Cho Beom-dong, 36, is believed to be the de facto owner of Co-Link, which managed Blue Core Value-Up 1 dubbed "the Cho Kuk fund." The justice minister's wife, their two children and other members of the family are the sole investors in Blue Core Value-Up 1, having collectively invested 1.4 billion won ($1,187). The minister’s brother-in-law had invested 5 million won in Co-Link Private Equity.


Cho Kuk responds to reporters Saturday. (Yonhap)
Cho Kuk responds to reporters Saturday. (Yonhap)

Co-Link Private Equity President Lee Sang-hoon, as well as the presidents of two companies that received investment from Co-Link Private Equity, Wealth C&T and WFM, surnamed Choi and Wu, respectively, had left the country with Cho Beom-dong, but returned earlier this month to face prosecution investigation.
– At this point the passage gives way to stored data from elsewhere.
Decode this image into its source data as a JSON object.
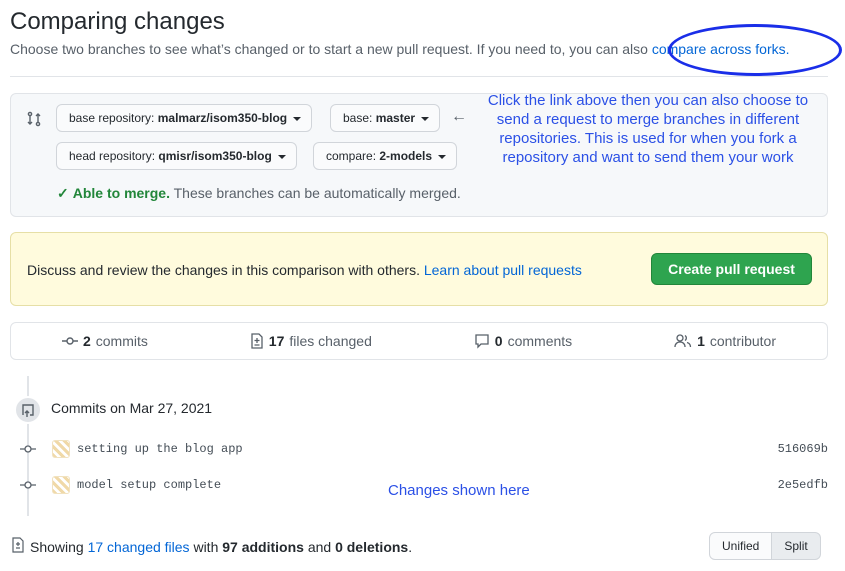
{
  "header": {
    "title": "Comparing changes",
    "subtitle": "Choose two branches to see what’s changed or to start a new pull request. If you need to, you can also",
    "forks_link": "compare across forks."
  },
  "range": {
    "base_repo_label": "base repository:",
    "base_repo_value": "malmarz/isom350-blog",
    "base_label": "base:",
    "base_value": "master",
    "head_repo_label": "head repository:",
    "head_repo_value": "qmisr/isom350-blog",
    "compare_label": "compare:",
    "compare_value": "2-models",
    "merge_ok": "Able to merge.",
    "merge_text": "These branches can be automatically merged."
  },
  "annotations": {
    "forks_note": "Click the link above then you can also choose to send a request to merge branches in different repositories. This is used for when you fork a repository and want to send them your work",
    "changes_note": "Changes shown here"
  },
  "flash": {
    "text": "Discuss and review the changes in this comparison with others.",
    "link": "Learn about pull requests",
    "button": "Create pull request"
  },
  "summary": {
    "commits_count": "2",
    "commits_label": "commits",
    "files_count": "17",
    "files_label": "files changed",
    "comments_count": "0",
    "comments_label": "comments",
    "contributors_count": "1",
    "contributors_label": "contributor"
  },
  "commits": {
    "day": "Commits on Mar 27, 2021",
    "items": [
      {
        "message": "setting up the blog app",
        "sha": "516069b"
      },
      {
        "message": "model setup complete",
        "sha": "2e5edfb"
      }
    ]
  },
  "diff": {
    "showing": "Showing",
    "files_link": "17 changed files",
    "with": "with",
    "additions": "97 additions",
    "and": "and",
    "deletions": "0 deletions",
    "end": ".",
    "unified": "Unified",
    "split": "Split"
  },
  "colors": {
    "accent": "#0366d6",
    "primary_button": "#2ea44f",
    "annotation": "#2b50e6",
    "merge_ok": "#22863a"
  }
}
The arrest warrant hearing for Lee and Choi was held Wednesday, during which they admitted to some of the accusations, including having misreported the amount Co-Link received from Cho’s family. They also told prosecutors the allegations could not be properly addressed until Cho Beom-dong returned to the country, pointing to him as the chief operator of the fund.

The Cho family-funded private equity made a 1.3 billion-won investment in Wealth C&T’s streetlamp switch-making business in August 2017 while Cho was a senior presidential secretary.
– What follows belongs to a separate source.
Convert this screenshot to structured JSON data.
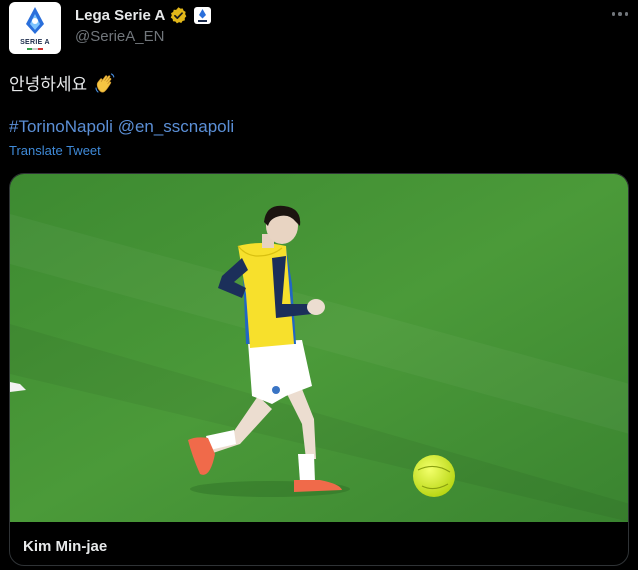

In the same month, President Moon Jae-in mentioned during a ministerial meeting the government’s push for a smart street lighting system. Wealth C&T’s on-year sales nearly doubled from 1.76 billion won in August 2017 to 3.06 billion won in August 2018, having won 117 contracts from 47 provincial governments and state institutions.

WFM is also found to have provided some 14 million won to Cho’s wife -- Chung Kyung-shim, a professor at Dongyang University -- between December last year and this June. Chung explained in a Facebook statement posted last week that she had received the money as “consultancy fees.”

The key issue at this stage of the probe is whether the prosecution will be able to establish the extent of Justice Minister Cho and his wife’s knowledge about the fund’s investment and operation practices.

Cho, arguably the most controversial figure in Moon’s Cabinet to date, has unequivocally denied knowledge of the private equity’s existence.

In a press conference held Sept. 2 as then-justice minister nominee and during his confirmation hearing on Sept. 6, Cho claimed he does not “even know what a private equity fund is” and that he had “never heard of the name Co-Link before in (his) life.”

The new justice minister, who has made prosecutorial reform his mission, ordered a review of reducing the prosecution’s investigative authority and handing the jurisdiction over to police on his first day in office.

While Cho, as nominee, promised to “dutifully cooperate with the prosecution’s probe,” the Justice Ministry reportedly proposed to prosecutors excluding Prosecutor-General Yoon Seok-yeol from commanding the probe surrounding the minister and his family.

Yoon, a star prosecutor who led the probe into corruption charges against impeached President Park Geun-hye and her confidante Choi Soon-sil, was appointed to the top prosecutorial post in July.